Now because they were in Daylight Savings Time our clocks read the same time, but if Alberta didn't "spring forward" earlier in the year it would have technically been 8 p.m. So by manipulating time, which is a human construct in a sense, they created an extra hour of sunlight in the evening during the summer.
To be honest I was always skeptical of Daylight Savings my entire life, and I guess that comes with having grown up in Saskatchewan where it doesn't seem necessary like it does everywhere else. It was neat, however, to finally understand what Daylight Savings really is.
Looking into it further, ancient civilizations actually used to practice a variation of Daylight Savings. For Roman engineers the water clocks they built required different scales depending on the different month, while Benjamin Franklin is credited with the invention of modern Daylight Savings even though it has only been used for approximately 100 years.
Franklin wrote an essay in 1784 calling for time change allowing for people to rise earlier in the morning as a way to utilize more sunlight in the evening and save on candle costs.

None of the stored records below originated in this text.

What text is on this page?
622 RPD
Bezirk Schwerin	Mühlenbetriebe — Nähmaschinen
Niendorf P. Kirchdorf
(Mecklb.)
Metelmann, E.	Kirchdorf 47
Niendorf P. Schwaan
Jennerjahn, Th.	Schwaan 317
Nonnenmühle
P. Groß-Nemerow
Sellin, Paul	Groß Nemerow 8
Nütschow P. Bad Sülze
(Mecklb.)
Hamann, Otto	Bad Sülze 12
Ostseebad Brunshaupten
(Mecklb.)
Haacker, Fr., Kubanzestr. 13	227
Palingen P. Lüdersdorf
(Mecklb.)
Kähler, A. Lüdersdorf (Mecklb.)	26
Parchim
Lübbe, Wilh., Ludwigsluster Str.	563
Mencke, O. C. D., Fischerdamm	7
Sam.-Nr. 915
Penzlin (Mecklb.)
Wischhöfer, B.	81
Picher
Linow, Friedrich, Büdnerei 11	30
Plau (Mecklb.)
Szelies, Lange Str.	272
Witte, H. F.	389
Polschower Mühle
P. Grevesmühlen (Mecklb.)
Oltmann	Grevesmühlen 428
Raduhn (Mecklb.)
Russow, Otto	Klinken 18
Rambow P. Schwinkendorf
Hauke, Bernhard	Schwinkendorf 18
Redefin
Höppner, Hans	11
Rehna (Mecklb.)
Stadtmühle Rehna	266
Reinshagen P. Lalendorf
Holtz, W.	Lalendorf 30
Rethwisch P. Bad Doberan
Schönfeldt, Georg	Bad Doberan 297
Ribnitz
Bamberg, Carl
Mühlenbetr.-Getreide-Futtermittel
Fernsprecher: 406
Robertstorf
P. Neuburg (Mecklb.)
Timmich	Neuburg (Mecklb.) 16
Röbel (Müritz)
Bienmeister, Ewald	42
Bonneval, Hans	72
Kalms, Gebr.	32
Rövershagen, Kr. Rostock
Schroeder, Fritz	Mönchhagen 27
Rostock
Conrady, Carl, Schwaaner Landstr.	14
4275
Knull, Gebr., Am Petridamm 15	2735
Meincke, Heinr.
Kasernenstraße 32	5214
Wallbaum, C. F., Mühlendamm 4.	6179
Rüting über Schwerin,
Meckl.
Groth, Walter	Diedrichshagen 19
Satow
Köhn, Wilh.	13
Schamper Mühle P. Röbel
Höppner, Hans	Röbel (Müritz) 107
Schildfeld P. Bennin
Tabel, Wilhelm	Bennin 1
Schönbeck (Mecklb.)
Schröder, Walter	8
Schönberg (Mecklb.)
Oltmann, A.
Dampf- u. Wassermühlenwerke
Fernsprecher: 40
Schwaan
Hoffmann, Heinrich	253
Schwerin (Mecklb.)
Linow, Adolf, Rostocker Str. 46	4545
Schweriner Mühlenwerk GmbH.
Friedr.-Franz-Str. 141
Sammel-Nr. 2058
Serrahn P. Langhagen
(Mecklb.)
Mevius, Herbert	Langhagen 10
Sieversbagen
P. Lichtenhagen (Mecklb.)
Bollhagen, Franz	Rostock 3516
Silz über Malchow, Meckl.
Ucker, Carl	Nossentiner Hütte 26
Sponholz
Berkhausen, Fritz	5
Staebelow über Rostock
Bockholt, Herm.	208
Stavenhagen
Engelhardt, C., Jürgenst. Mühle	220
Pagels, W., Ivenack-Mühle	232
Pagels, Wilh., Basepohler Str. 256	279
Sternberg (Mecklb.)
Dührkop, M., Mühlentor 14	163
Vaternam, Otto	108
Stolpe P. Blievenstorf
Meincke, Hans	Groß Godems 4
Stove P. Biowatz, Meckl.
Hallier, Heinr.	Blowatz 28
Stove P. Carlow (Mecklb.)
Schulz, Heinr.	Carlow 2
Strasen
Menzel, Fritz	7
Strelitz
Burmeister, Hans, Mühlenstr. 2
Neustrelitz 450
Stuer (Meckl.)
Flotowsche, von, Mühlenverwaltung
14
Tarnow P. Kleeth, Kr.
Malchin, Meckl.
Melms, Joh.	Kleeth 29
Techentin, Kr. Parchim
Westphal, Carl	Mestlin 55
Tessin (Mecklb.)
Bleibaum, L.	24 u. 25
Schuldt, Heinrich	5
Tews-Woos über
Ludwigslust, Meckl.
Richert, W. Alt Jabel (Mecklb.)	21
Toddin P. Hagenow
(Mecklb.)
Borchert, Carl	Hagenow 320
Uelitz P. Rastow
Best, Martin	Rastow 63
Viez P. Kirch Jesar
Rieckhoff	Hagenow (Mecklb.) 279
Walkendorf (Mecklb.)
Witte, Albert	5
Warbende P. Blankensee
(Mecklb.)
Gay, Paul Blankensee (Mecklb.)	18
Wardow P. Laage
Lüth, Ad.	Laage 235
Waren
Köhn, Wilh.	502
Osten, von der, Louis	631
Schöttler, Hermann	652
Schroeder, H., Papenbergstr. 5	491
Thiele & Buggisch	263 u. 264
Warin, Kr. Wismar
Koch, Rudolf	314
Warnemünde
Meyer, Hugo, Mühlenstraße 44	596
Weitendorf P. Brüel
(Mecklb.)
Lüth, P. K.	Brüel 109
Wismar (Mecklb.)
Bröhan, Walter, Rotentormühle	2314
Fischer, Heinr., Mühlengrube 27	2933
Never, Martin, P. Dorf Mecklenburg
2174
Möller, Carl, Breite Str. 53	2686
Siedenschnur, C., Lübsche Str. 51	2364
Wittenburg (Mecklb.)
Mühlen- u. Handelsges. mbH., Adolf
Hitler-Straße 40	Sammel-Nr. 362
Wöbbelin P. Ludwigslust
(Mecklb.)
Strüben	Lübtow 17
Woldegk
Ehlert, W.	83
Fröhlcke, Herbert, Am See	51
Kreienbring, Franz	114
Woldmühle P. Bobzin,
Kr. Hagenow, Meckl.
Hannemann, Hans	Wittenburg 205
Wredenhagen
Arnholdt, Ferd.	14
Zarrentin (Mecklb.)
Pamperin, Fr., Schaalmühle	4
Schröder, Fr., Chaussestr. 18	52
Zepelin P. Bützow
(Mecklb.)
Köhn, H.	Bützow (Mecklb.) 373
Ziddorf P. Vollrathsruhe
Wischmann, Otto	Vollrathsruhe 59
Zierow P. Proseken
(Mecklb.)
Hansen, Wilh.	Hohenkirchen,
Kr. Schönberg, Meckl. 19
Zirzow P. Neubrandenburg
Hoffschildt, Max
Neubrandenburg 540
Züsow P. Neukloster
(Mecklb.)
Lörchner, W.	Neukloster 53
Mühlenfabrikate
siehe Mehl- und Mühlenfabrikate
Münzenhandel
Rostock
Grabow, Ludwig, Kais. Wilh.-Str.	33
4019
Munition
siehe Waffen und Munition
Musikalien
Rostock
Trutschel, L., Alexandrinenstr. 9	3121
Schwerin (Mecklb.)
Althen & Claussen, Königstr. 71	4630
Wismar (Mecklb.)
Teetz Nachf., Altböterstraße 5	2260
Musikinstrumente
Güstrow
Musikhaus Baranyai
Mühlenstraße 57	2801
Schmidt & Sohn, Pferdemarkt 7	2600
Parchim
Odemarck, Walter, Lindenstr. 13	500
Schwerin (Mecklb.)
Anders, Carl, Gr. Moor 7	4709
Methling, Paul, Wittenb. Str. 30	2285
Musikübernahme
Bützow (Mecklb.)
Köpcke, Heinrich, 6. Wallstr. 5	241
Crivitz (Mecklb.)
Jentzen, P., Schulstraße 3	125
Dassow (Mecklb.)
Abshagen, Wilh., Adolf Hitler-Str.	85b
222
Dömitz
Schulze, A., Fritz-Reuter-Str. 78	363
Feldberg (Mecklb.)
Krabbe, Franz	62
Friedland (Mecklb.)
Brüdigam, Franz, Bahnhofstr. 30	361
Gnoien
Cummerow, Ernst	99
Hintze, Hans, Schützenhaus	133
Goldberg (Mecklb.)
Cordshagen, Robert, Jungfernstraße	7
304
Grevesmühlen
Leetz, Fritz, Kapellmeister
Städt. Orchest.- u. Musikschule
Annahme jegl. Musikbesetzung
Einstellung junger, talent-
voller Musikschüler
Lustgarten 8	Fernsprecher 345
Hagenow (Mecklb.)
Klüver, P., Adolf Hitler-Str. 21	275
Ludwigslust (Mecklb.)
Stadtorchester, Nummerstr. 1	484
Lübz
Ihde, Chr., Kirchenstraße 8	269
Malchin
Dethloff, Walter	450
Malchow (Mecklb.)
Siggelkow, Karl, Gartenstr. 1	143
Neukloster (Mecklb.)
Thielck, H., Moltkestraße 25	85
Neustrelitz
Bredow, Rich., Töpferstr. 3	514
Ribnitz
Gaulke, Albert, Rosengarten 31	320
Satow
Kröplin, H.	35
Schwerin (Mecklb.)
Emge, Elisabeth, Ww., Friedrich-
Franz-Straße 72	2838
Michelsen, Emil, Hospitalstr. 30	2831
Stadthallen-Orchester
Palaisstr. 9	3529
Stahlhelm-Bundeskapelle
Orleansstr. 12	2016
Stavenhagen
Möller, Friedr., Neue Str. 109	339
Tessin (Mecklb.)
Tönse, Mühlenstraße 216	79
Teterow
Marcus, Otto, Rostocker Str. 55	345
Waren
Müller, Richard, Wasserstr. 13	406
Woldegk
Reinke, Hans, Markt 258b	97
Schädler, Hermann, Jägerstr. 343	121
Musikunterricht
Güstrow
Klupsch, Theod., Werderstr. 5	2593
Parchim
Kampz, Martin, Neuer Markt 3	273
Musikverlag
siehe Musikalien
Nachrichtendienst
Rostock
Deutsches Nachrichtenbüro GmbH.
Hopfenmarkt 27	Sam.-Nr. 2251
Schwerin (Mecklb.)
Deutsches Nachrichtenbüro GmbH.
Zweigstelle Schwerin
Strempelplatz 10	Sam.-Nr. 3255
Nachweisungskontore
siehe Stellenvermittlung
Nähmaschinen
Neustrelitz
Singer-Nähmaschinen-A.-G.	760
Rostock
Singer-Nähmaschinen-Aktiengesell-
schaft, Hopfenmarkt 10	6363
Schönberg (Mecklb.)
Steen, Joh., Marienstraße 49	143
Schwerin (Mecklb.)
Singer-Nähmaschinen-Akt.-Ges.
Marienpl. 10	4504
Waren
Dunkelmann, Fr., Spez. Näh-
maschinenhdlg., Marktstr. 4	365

Today it would save on electricity costs. Although he made a compelling argument and there was interest surrounding his proposal nothing really developed from it.
Franklin's argument was unbeknownst to William Willett in 1905, but he made an argument to move the clocks forward by 20 minutes each Sunday in April, then move them back by the same amount each Sunday in September. Though a bill was drafted in 1909 it was shot down mostly by farmers and others who opposed the idea.
It was actually during World War I that Daylight Savings Time would spread globally. Germany first implemented it by turning their clocks forward at 11 p.m. on April 30, 1916. They were saving fuel for the war efforts by using less artificial light in the day. This spread quickly through countries at war as the reasoning was sound.
After WWI, however, many countries gave up the practice and it wasn't until World War II that countries needed to once again save resources for their troops.
In the United States Franklin D. Roosevelt implemented "War Time" creating "Eastern War Time," "Central War Time," and "Pacific War Time." When the war concluded with Japan surrendering in August of 1945 these time zones were relabelled using "Peace Time."
Britain, in an attempt to maximize the sunlight, used "Double Summer Time" jumping forward two hours during the summer and one hour in the winter.
Now, I know Daylight Savings Time is something that seems to set Saskatchewan apart from most other provinces and I'm not saying we should switch. I just thought it was extremely interesting to see that it was in fact a reality.
In a sense it makes you wonder how time zones were created and if they were properly established. I know navigation at sea in the late-1700s came with the creation of latitude and longitude, which sort of led to time zones; but, today time seems like such a set thing although it is actually an abstract in the sense it is malleable by people changing it to benefit us.